Secondo Mainiero, il Comune è risultato l’unico ente non ammesso al finanziamento previsto dall’avviso regionale a valere sui fondi FESR-FSE+ 2021-2027, finalizzato a sostenere progetti per la transizione energetica. La proposta progettuale presentata da Palazzo di Città, evidenzia il consigliere, avrebbe ottenuto 45 punti su un massimo di 74, un punteggio inferiore alla soglia minima prevista per l’ammissione.
«Chi pensava che il Comune di Foggia fosse un disastro soltanto nella capacità di perdere i finanziamenti del PNRR si sbagliava – afferma Mainiero –. Anche questa volta l’Amministrazione Episcopo dimostra tutta la propria inadeguatezza amministrativa e politica, nonostante la continua retorica sulle politiche ambientali e sulla transizione energetica».
Nel mirino del consigliere finisce anche l’assessore alle Politiche energetiche Giulio De Santis, al quale Mainiero attribuisce la responsabilità dell’esclusione dal bando.
«È la seconda volta che vengono persi finanziamenti destinati a questo settore – sostiene –. Non si comprende, inoltre, per quale ragione la delega alle Politiche energetiche sia stata affidata all’assessore con competenze sull’Avvocatura anziché essere accorpata ad altri settori più omogenei, come le Attività produttive».

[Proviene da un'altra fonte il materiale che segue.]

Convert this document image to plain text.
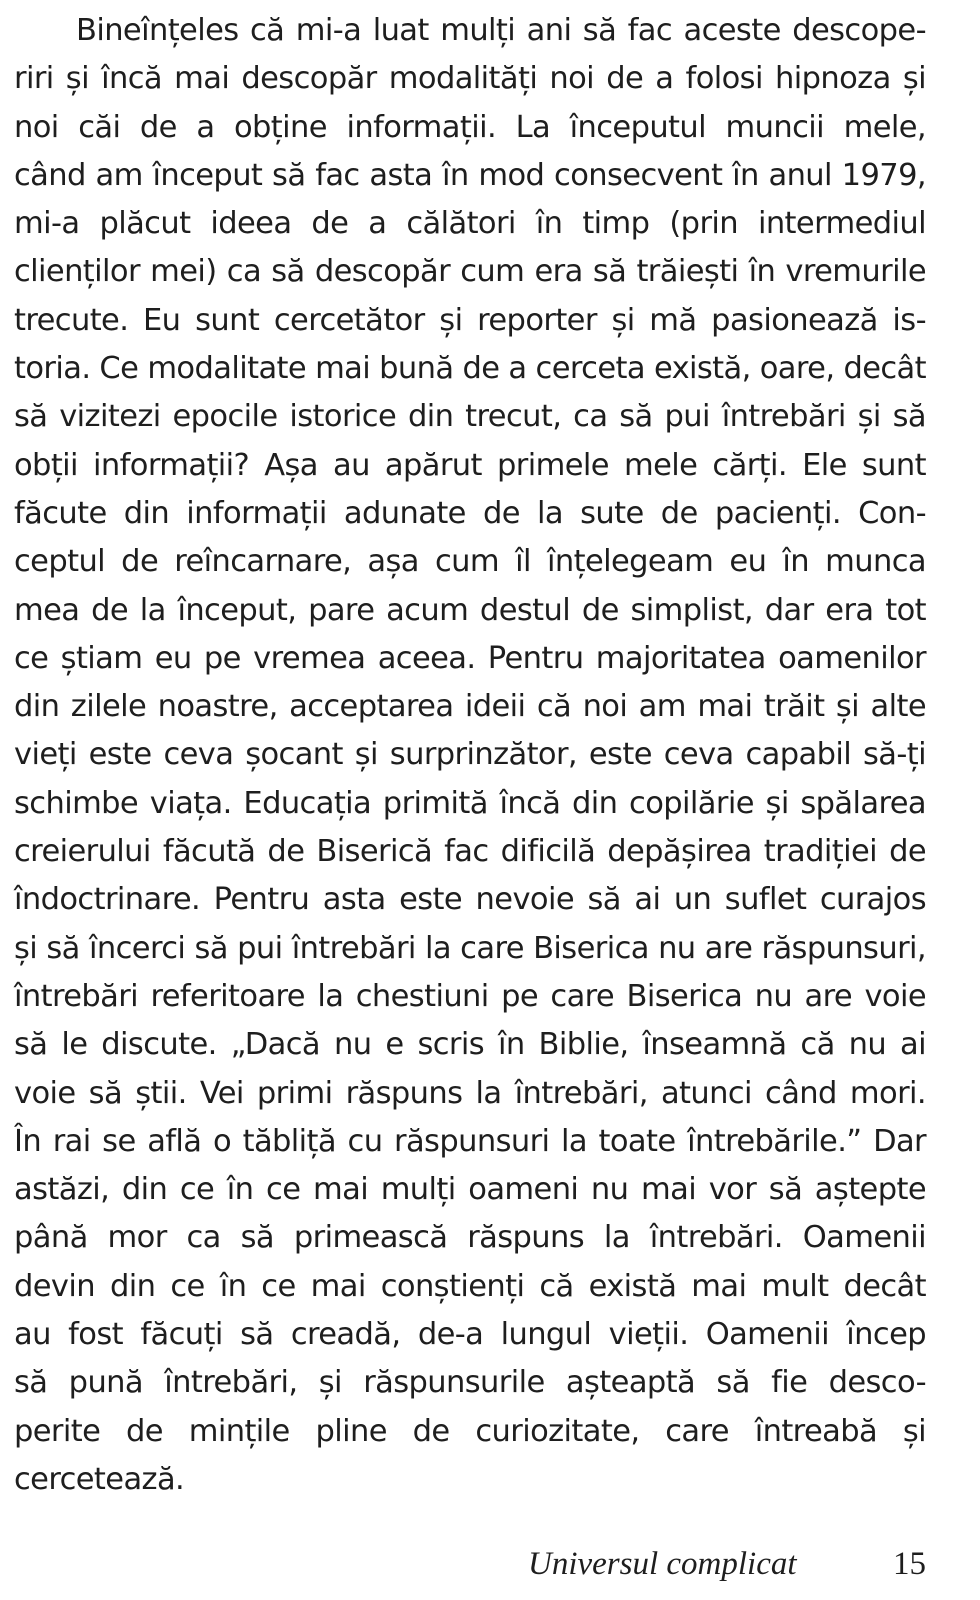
Bineînțeles că mi-a luat mulți ani să fac aceste descope-
riri și încă mai descopăr modalități noi de a folosi hipnoza și
noi căi de a obține informații. La începutul muncii mele,
când am început să fac asta în mod consecvent în anul 1979,
mi-a plăcut ideea de a călători în timp (prin intermediul
clienților mei) ca să descopăr cum era să trăiești în vremurile
trecute. Eu sunt cercetător și reporter și mă pasionează is-
toria. Ce modalitate mai bună de a cerceta există, oare, decât
să vizitezi epocile istorice din trecut, ca să pui întrebări și să
obții informații? Așa au apărut primele mele cărți. Ele sunt
făcute din informații adunate de la sute de pacienți. Con-
ceptul de reîncarnare, așa cum îl înțelegeam eu în munca
mea de la început, pare acum destul de simplist, dar era tot
ce știam eu pe vremea aceea. Pentru majoritatea oamenilor
din zilele noastre, acceptarea ideii că noi am mai trăit și alte
vieți este ceva șocant și surprinzător, este ceva capabil să-ți
schimbe viața. Educația primită încă din copilărie și spălarea
creierului făcută de Biserică fac dificilă depășirea tradiției de
îndoctrinare. Pentru asta este nevoie să ai un suflet curajos
și să încerci să pui întrebări la care Biserica nu are răspunsuri,
întrebări referitoare la chestiuni pe care Biserica nu are voie
să le discute. „Dacă nu e scris în Biblie, înseamnă că nu ai
voie să știi. Vei primi răspuns la întrebări, atunci când mori.
În rai se află o tăbliță cu răspunsuri la toate întrebările.” Dar
astăzi, din ce în ce mai mulți oameni nu mai vor să aștepte
până mor ca să primească răspuns la întrebări. Oamenii
devin din ce în ce mai conștienți că există mai mult decât
au fost făcuți să creadă, de-a lungul vieții. Oamenii încep
să pună întrebări, și răspunsurile așteaptă să fie desco-
perite de mințile pline de curiozitate, care întreabă și
cercetează.
Universul complicat	15
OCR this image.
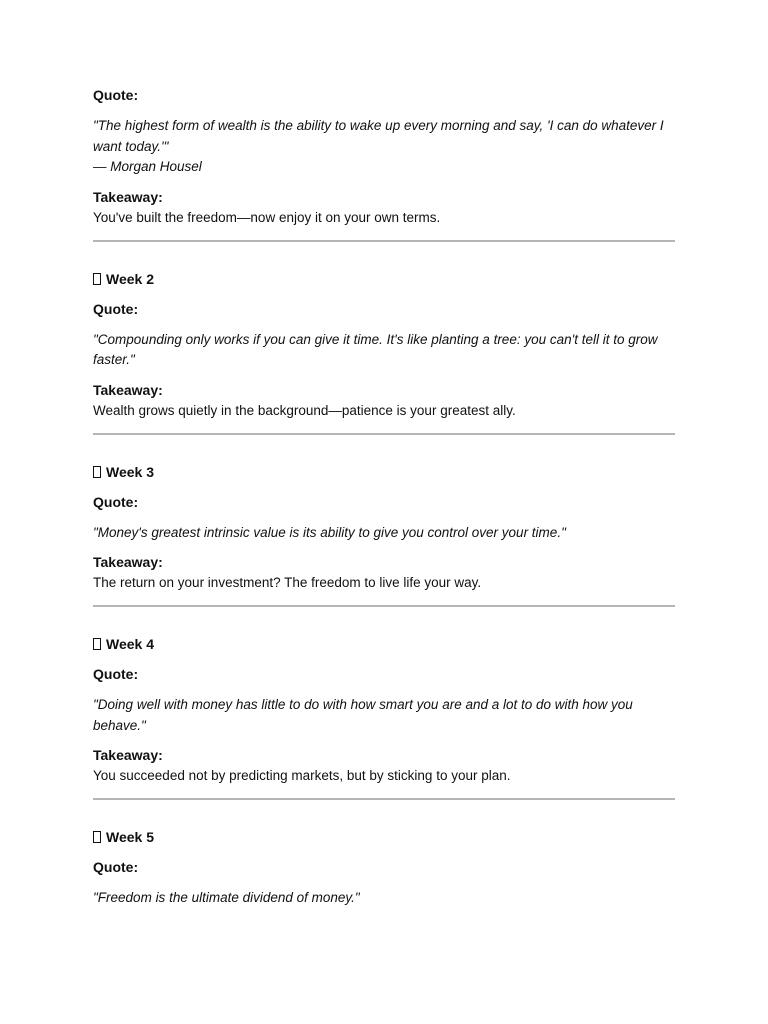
Quote:
"The highest form of wealth is the ability to wake up every morning and say, 'I can do whatever I want today.'"
— Morgan Housel
Takeaway:
You've built the freedom—now enjoy it on your own terms.
Week 2
Quote:
"Compounding only works if you can give it time. It's like planting a tree: you can't tell it to grow faster."
Takeaway:
Wealth grows quietly in the background—patience is your greatest ally.
Week 3
Quote:
"Money's greatest intrinsic value is its ability to give you control over your time."
Takeaway:
The return on your investment? The freedom to live life your way.
Week 4
Quote:
"Doing well with money has little to do with how smart you are and a lot to do with how you behave."
Takeaway:
You succeeded not by predicting markets, but by sticking to your plan.
Week 5
Quote:
"Freedom is the ultimate dividend of money."
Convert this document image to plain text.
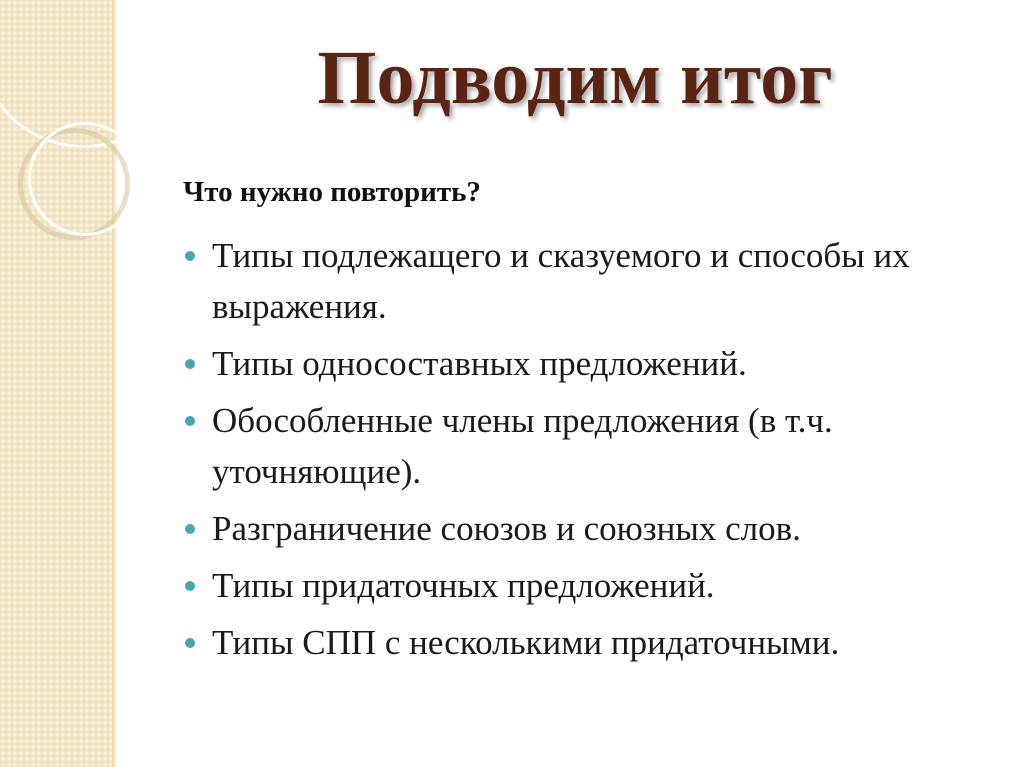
Подводим итог

Что нужно повторить?

Типы подлежащего и сказуемого и способы их выражения.
Типы односоставных предложений.
Обособленные члены предложения (в т.ч. уточняющие).
Разграничение союзов и союзных слов.
Типы придаточных предложений.
Типы СПП с несколькими придаточными.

Mainiero accusa quindi la Giunta di privilegiare «propaganda e comunicazione» rispetto all’efficacia amministrativa.
«Selfie, reel e presenza sui social non bastano a governare una città – conclude –. Amministrare richiede competenza e capacità di intercettare risorse strategiche per il territorio. Questa esclusione rappresenta un’occasione persa per Foggia e conferma le difficoltà dell’Amministrazione nel trasformare gli annunci in risultati concreti».